Ação Judicial e Questionamentos Técnicos

A iniciativa foi apresentada pelo Instituto Internacional Arayara contra a União, o Ministério de Minas e Energia (MME), a Empresa de Pesquisa Energética (EPE) e a Agência Nacional de Energia Elétrica (ANEEL). O processo sustenta que a inclusão das usinas termelétricas a carvão no certame apresenta vício de motivação e desvio de finalidade, violando compromissos climáticos. O objetivo do governo com o leilão de reserva de capacidade é garantir segurança energética em momentos de pico, mas o instituto argumenta que o carvão mineral não possui a flexibilidade operacional necessária para essa função específica de resposta rápida no sistema.

“O Brasil construiu uma matriz energética reconhecida mundialmente como uma das mais limpas, com forte presença de fontes renováveis. Permitir que o carvão ganhe sobrevida por meio de um leilão de reserva, com parâmetros sob medida, é jogar fora esse patrimônio”, afirma Juliano Bueno de Araújo, diretor do Instituto Internacional Arayara.
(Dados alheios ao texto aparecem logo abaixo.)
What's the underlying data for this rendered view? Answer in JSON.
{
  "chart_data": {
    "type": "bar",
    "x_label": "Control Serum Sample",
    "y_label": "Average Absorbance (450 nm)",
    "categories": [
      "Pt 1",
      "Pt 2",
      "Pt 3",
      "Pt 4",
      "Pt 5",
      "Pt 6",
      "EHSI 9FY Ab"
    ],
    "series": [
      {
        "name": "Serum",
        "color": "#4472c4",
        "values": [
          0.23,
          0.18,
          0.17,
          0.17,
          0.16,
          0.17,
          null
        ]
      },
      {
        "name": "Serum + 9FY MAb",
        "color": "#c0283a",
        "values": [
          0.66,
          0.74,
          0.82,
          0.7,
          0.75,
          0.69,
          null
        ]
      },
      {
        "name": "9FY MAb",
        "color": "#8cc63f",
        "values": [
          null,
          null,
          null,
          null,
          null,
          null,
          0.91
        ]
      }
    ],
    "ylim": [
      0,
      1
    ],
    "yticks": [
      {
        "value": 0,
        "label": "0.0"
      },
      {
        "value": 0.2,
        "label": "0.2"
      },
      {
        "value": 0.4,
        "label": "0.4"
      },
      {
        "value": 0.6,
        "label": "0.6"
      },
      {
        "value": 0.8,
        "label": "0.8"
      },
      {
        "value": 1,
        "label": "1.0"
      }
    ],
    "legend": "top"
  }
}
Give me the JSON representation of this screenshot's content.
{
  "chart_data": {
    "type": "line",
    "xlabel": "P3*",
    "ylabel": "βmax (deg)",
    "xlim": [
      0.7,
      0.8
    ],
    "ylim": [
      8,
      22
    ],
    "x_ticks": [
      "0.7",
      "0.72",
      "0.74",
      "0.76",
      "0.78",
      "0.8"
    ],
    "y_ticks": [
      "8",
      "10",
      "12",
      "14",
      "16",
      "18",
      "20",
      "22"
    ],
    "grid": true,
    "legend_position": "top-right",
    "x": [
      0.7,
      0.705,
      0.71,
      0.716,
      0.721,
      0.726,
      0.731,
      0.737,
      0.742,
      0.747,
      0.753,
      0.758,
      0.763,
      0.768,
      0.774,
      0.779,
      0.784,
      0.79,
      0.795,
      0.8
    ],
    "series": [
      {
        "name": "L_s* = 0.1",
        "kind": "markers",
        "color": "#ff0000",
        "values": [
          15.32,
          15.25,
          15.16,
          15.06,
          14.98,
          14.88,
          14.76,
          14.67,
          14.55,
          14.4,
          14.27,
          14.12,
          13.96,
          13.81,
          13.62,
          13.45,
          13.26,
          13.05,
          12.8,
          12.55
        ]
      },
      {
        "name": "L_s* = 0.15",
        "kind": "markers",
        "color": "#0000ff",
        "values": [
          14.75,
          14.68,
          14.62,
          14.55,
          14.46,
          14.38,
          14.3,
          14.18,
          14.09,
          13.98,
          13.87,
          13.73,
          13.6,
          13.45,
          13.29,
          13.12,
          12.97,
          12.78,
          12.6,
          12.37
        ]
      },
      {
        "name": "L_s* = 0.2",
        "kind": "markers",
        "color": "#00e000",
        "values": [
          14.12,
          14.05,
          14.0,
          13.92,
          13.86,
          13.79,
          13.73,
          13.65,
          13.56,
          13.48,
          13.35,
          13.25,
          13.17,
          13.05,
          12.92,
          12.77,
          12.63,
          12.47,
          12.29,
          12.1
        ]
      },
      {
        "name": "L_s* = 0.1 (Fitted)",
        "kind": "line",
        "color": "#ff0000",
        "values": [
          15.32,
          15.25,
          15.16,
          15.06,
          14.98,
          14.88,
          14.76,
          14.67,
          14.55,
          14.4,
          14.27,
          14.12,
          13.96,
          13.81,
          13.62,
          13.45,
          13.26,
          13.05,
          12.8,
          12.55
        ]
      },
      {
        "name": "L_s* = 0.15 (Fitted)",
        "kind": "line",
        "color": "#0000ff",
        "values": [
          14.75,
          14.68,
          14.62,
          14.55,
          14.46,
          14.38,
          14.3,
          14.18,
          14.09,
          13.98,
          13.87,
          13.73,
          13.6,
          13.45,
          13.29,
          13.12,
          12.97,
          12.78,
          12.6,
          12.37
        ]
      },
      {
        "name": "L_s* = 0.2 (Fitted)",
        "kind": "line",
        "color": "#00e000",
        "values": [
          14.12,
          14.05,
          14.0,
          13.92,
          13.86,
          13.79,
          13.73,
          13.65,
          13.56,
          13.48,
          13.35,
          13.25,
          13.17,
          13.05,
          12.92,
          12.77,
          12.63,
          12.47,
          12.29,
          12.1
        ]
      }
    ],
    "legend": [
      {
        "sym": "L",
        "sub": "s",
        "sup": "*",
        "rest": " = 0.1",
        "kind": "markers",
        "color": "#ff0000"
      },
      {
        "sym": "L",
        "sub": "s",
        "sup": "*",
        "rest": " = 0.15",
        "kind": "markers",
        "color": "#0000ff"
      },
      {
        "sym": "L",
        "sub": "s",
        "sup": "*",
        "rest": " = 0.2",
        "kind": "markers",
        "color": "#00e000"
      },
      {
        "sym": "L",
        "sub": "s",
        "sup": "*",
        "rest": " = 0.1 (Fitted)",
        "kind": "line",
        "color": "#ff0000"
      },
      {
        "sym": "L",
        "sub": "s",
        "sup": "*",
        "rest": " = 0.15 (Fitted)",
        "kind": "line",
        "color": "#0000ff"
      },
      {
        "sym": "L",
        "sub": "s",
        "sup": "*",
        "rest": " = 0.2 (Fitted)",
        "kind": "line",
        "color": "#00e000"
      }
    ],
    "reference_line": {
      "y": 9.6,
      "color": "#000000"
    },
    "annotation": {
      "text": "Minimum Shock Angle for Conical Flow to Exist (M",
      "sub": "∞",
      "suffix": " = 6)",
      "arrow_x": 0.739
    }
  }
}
Desafios Operacionais e Impactos no Sistema

Dados do Operador Nacional do Sistema Elétrico (ONS) indicam que o tempo de acionamento das térmicas — a chamada partida a frio — pode chegar a oito horas, sendo incompatível com a necessidade de resposta imediata. A Usina Termelétrica de Figueira, por exemplo, pode levar mais de dez horas adicionais para atingir sua geração máxima após o acionamento inicial. Além disso, o MME prevê que as usinas operem por no mínimo 18 horas consecutivas. Essa característica tende a transformar a reserva de potência em geração contínua, o que obrigaria o sistema a reduzir a produção de fontes renováveis, como solar e eólica.
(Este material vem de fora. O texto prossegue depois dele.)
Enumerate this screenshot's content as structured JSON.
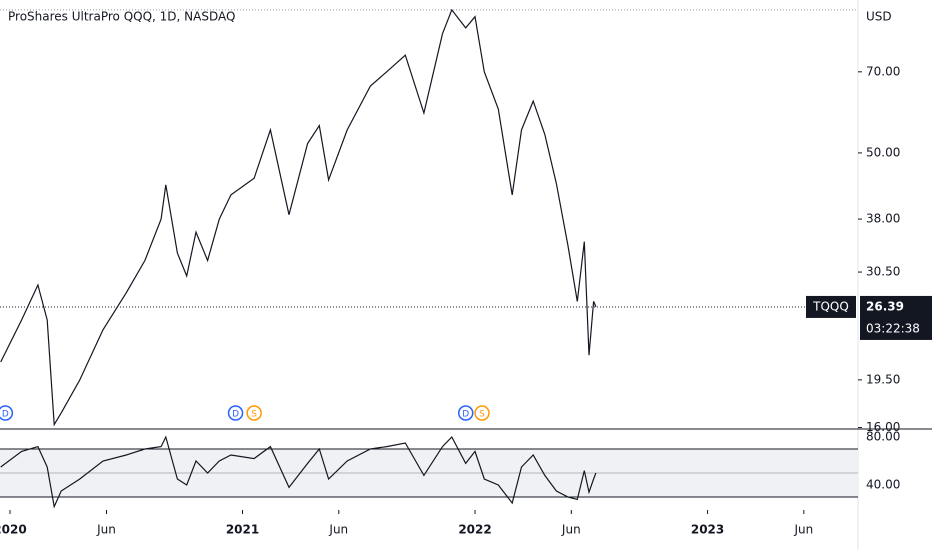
{
  "chart_data": {
    "type": "line",
    "title": "ProShares UltraPro QQQ, 1D, NASDAQ",
    "y_unit": "USD",
    "log_scale": true,
    "xlim": [
      2019.957,
      2023.647
    ],
    "xticks": [
      {
        "value": 2020,
        "label": "2020"
      },
      {
        "value": 2020.415,
        "label": "Jun"
      },
      {
        "value": 2021,
        "label": "2021"
      },
      {
        "value": 2021.414,
        "label": "Jun"
      },
      {
        "value": 2022,
        "label": "2022"
      },
      {
        "value": 2022.414,
        "label": "Jun"
      },
      {
        "value": 2023,
        "label": "2023"
      },
      {
        "value": 2023.414,
        "label": "Jun"
      }
    ],
    "ylim": [
      15.97,
      94.3
    ],
    "yticks": [
      {
        "value": 16,
        "label": "16.00"
      },
      {
        "value": 19.5,
        "label": "19.50"
      },
      {
        "value": 30.5,
        "label": "30.50"
      },
      {
        "value": 38,
        "label": "38.00"
      },
      {
        "value": 50,
        "label": "50.00"
      },
      {
        "value": 70,
        "label": "70.00"
      }
    ],
    "x": [
      2019.96,
      2020.05,
      2020.12,
      2020.16,
      2020.19,
      2020.22,
      2020.3,
      2020.4,
      2020.5,
      2020.58,
      2020.65,
      2020.67,
      2020.72,
      2020.76,
      2020.8,
      2020.85,
      2020.9,
      2020.95,
      2021.05,
      2021.12,
      2021.2,
      2021.28,
      2021.33,
      2021.37,
      2021.45,
      2021.55,
      2021.62,
      2021.7,
      2021.78,
      2021.86,
      2021.9,
      2021.96,
      2022.0,
      2022.04,
      2022.1,
      2022.16,
      2022.2,
      2022.25,
      2022.3,
      2022.35,
      2022.4,
      2022.44,
      2022.47,
      2022.49,
      2022.51,
      2022.52
    ],
    "series": [
      {
        "name": "TQQQ",
        "color": "#131722",
        "values": [
          21,
          25,
          28.9,
          25,
          16.2,
          17,
          19.5,
          24,
          28,
          32,
          38,
          43.8,
          33,
          30,
          36,
          32,
          38,
          42,
          45,
          55,
          38.7,
          52,
          56,
          44.7,
          55,
          66,
          70,
          75,
          59,
          82,
          90.5,
          84,
          88,
          70,
          60,
          42,
          55,
          62,
          54,
          44,
          34,
          27,
          34.6,
          21.6,
          27,
          26.39
        ]
      }
    ],
    "last_price": 26.39,
    "countdown": "03:22:38",
    "markers": [
      {
        "label": "D",
        "x": 2019.98,
        "color": "#2962ff"
      },
      {
        "label": "D",
        "x": 2020.97,
        "color": "#2962ff"
      },
      {
        "label": "S",
        "x": 2021.05,
        "color": "#ff9800"
      },
      {
        "label": "D",
        "x": 2021.96,
        "color": "#2962ff"
      },
      {
        "label": "S",
        "x": 2022.03,
        "color": "#ff9800"
      }
    ],
    "rsi": {
      "type": "line",
      "ylim": [
        19.2,
        85.8
      ],
      "yticks": [
        {
          "value": 40,
          "label": "40.00"
        },
        {
          "value": 80,
          "label": "80.00"
        }
      ],
      "bands": [
        30,
        50,
        70
      ],
      "color": "#131722",
      "values": [
        55,
        68,
        72,
        55,
        22,
        35,
        45,
        60,
        65,
        70,
        72,
        80,
        45,
        40,
        60,
        50,
        60,
        65,
        62,
        72,
        38,
        58,
        70,
        45,
        60,
        70,
        72,
        75,
        48,
        72,
        80,
        58,
        68,
        45,
        40,
        25,
        55,
        65,
        48,
        35,
        30,
        28,
        52,
        34,
        45,
        50
      ]
    }
  }
}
Compromissos Ambientais e Investigações

A ação aponta que a contratação de usinas a carvão contraria o Acordo de Paris e a Política Nacional sobre Mudança do Clima. O governo federal já reconheceu anteriormente que essa fonte encarece tarifas e contraria o interesse público. O documento cita históricos de impactos ambientais, como na UTE Candiota III e na UTE Figueira, que possui passivos ambientais estimados em R$ 1 bilhão. O Tribunal de Contas da União (TCU) já abriu investigação sobre irregularidades nos preços do leilão, e o Ministério da Fazenda classificou a inclusão do carvão como um retrocesso na transição energética brasileira.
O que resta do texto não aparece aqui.